A comprehensive live broadcast production control system designed for every person in the room — from the executive producer calling the shots to the talent on camera. One configurable platform that gives each role exactly what they need, and nothing they don't.
Live sports broadcasts don't have a single operator — they have a room full of them. Producers managing the show flow. Commentators focused on their camera. Talent tracking their cues. Influencers watching their community chat. Each person has a different job, a different context, and a different definition of what "useful information" means in that moment.

XALT needed a single production control system that could serve all of them simultaneously — configurable by role, consistent in quality. My job was to design a tool flexible enough to disappear into each person's workflow while powerful enough to run a full broadcast from end to end.
The core design challenge wasn't building features — it was building a system that could surface the right features to the right person at the right time. A producer needs the run-of-show and graphic trigger controls front and center. A commentator needs their script and incoming chat. Talent needs their cue stack and camera status. An influencer needs their community feed.
Each view is a configured window into the same underlying system. Role-based layouts mean no one is looking at controls that aren't theirs — reducing cognitive load, reducing errors, and letting every person stay in the flow of a live show without navigating around tools they don't use.




The run-of-show is the producer's command center — every segment, every asset, every cue in the order they happen. I designed the ROS view to give producers a live timeline of the broadcast: what's running now, what's coming next, and how each transition connects.
Segments can be reordered on the fly during a live show. Status indicators show which segments are complete, in progress, or pending. Asset associations let producers see which graphics, clips, and overlays are queued for each moment — so nothing gets missed when a show is moving fast.
Talent and commentators are running a performance while the show runs around them.

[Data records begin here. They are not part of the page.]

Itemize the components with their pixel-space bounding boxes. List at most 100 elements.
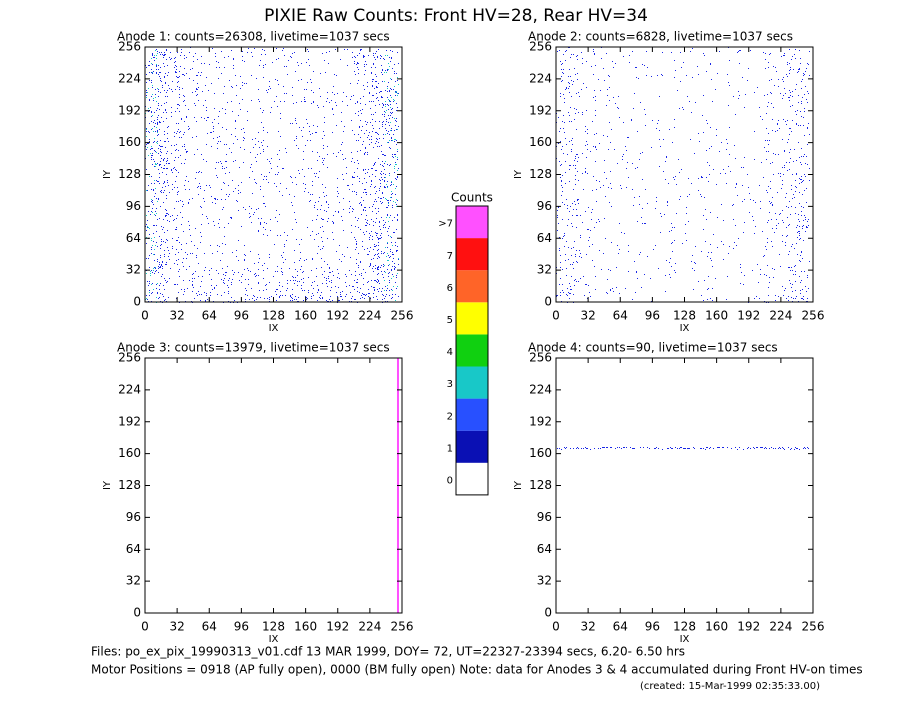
y-tick-label: 256 [529,351,552,365]
colorbar-cell [456,270,488,303]
colorbar-label: >7 [438,219,453,230]
x-tick-label: 192 [326,309,349,323]
x-tick-label: 128 [262,309,285,323]
y-axis-label: IY [102,169,113,179]
colorbar-title: Counts [451,191,493,205]
y-tick-label: 160 [118,446,141,460]
colorbar-label: 0 [447,475,453,486]
y-tick-label: 128 [529,167,552,181]
y-tick-label: 32 [537,263,552,277]
y-tick-label: 128 [529,478,552,492]
x-tick-label: 256 [802,620,825,634]
x-tick-label: 32 [580,620,595,634]
x-tick-label: 96 [234,620,249,634]
footer-line: Files: po_ex_pix_19990313_v01.cdf 13 MAR… [91,645,685,659]
y-tick-label: 32 [126,263,141,277]
panel-title: Anode 4: counts=90, livetime=1037 secs [528,341,778,355]
panel-title: Anode 2: counts=6828, livetime=1037 secs [528,30,793,44]
y-tick-label: 32 [126,574,141,588]
x-tick-label: 64 [202,620,217,634]
panel-title: Anode 3: counts=13979, livetime=1037 sec… [117,341,390,355]
x-tick-label: 64 [202,309,217,323]
colorbar-cell [456,238,488,271]
x-tick-label: 224 [769,620,792,634]
x-axis-label: IX [269,323,279,334]
x-tick-label: 160 [705,620,728,634]
x-tick-label: 160 [294,309,317,323]
y-axis-label: IY [102,480,113,490]
y-tick-label: 224 [118,382,141,396]
y-tick-label: 32 [537,574,552,588]
footer-line: (created: 15-Mar-1999 02:35:33.00) [640,681,820,692]
x-tick-label: 256 [391,309,414,323]
y-tick-label: 96 [537,510,552,524]
x-tick-label: 32 [169,620,184,634]
y-tick-label: 224 [118,71,141,85]
y-axis-label: IY [513,480,524,490]
plot-frame [144,357,403,614]
y-tick-label: 96 [126,199,141,213]
y-tick-label: 192 [529,103,552,117]
colorbar-label: 6 [447,283,453,294]
x-tick-label: 32 [580,309,595,323]
x-tick-label: 224 [358,620,381,634]
x-tick-label: 0 [552,309,560,323]
y-tick-label: 0 [133,606,141,620]
x-tick-label: 32 [169,309,184,323]
x-axis-label: IX [680,634,690,645]
x-tick-label: 256 [391,620,414,634]
colorbar-cell [456,206,488,239]
y-tick-label: 160 [529,135,552,149]
x-tick-label: 64 [613,309,628,323]
x-tick-label: 96 [645,620,660,634]
y-tick-label: 0 [133,295,141,309]
pixel-hits [556,47,810,303]
x-tick-label: 96 [645,309,660,323]
pixel-hits [145,47,399,303]
colorbar-label: 5 [447,315,453,326]
figure-title: PIXIE Raw Counts: Front HV=28, Rear HV=3… [264,6,648,26]
y-tick-label: 96 [537,199,552,213]
panel-title: Anode 1: counts=26308, livetime=1037 sec… [117,30,390,44]
x-tick-label: 224 [358,309,381,323]
y-tick-label: 192 [118,103,141,117]
x-axis-label: IX [269,634,279,645]
x-tick-label: 192 [737,309,760,323]
y-tick-label: 224 [529,71,552,85]
y-tick-label: 128 [118,478,141,492]
y-tick-label: 256 [529,40,552,54]
x-tick-label: 256 [802,309,825,323]
x-tick-label: 0 [552,620,560,634]
y-tick-label: 160 [118,135,141,149]
y-tick-label: 64 [126,231,141,245]
y-tick-label: 64 [126,542,141,556]
colorbar-label: 1 [447,443,453,454]
plot-frame [555,357,814,614]
y-tick-label: 160 [529,446,552,460]
y-tick-label: 64 [537,542,552,556]
colorbar-cell [456,398,488,431]
x-tick-label: 0 [141,309,149,323]
y-tick-label: 224 [529,382,552,396]
x-tick-label: 160 [705,309,728,323]
colorbar-cell [456,462,488,495]
pixel-hits [557,447,809,450]
x-tick-label: 96 [234,309,249,323]
x-tick-label: 64 [613,620,628,634]
colorbar-cell [456,302,488,335]
x-tick-label: 160 [294,620,317,634]
y-tick-label: 256 [118,351,141,365]
y-tick-label: 0 [544,295,552,309]
colorbar-cell [456,430,488,463]
x-tick-label: 192 [326,620,349,634]
y-tick-label: 192 [529,414,552,428]
colorbar-cell [456,334,488,367]
x-tick-label: 128 [673,309,696,323]
x-axis-label: IX [680,323,690,334]
colorbar-label: 4 [447,347,453,358]
y-tick-label: 96 [126,510,141,524]
y-tick-label: 64 [537,231,552,245]
colorbar-label: 3 [447,379,453,390]
x-tick-label: 192 [737,620,760,634]
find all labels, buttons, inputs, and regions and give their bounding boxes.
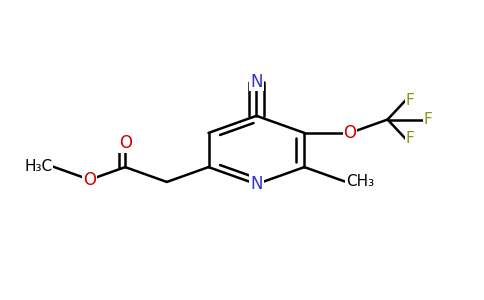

Their panel strips away everything that isn't relevant to being on screen — they see their cue stack, their upcoming segments, live chat context from their audience, and any producer notes pushed to them in real-time.
Commentators get a parallel view: their script tied to the run-of-show, incoming questions surfaced from the Discord community feed, and a clear signal for when they're live versus cut. The interface is deliberately minimal — the less they have to navigate, the more they can focus on the broadcast.



Live broadcasts are asset-heavy. Lower-thirds, sponsor cards, trivia overlays, video clips, score modules — each one needs to be findable, triggerable, and on-brand in the moment a producer calls for it. The asset library was designed as a real-time searchable system organized by type, show, and segment.
Assets connect directly to run-of-show segments, so producers can pre-stage their entire show before going live. During broadcast, one-click triggers push any asset directly to the viewer experience — no secondary system, no delay, no room for error.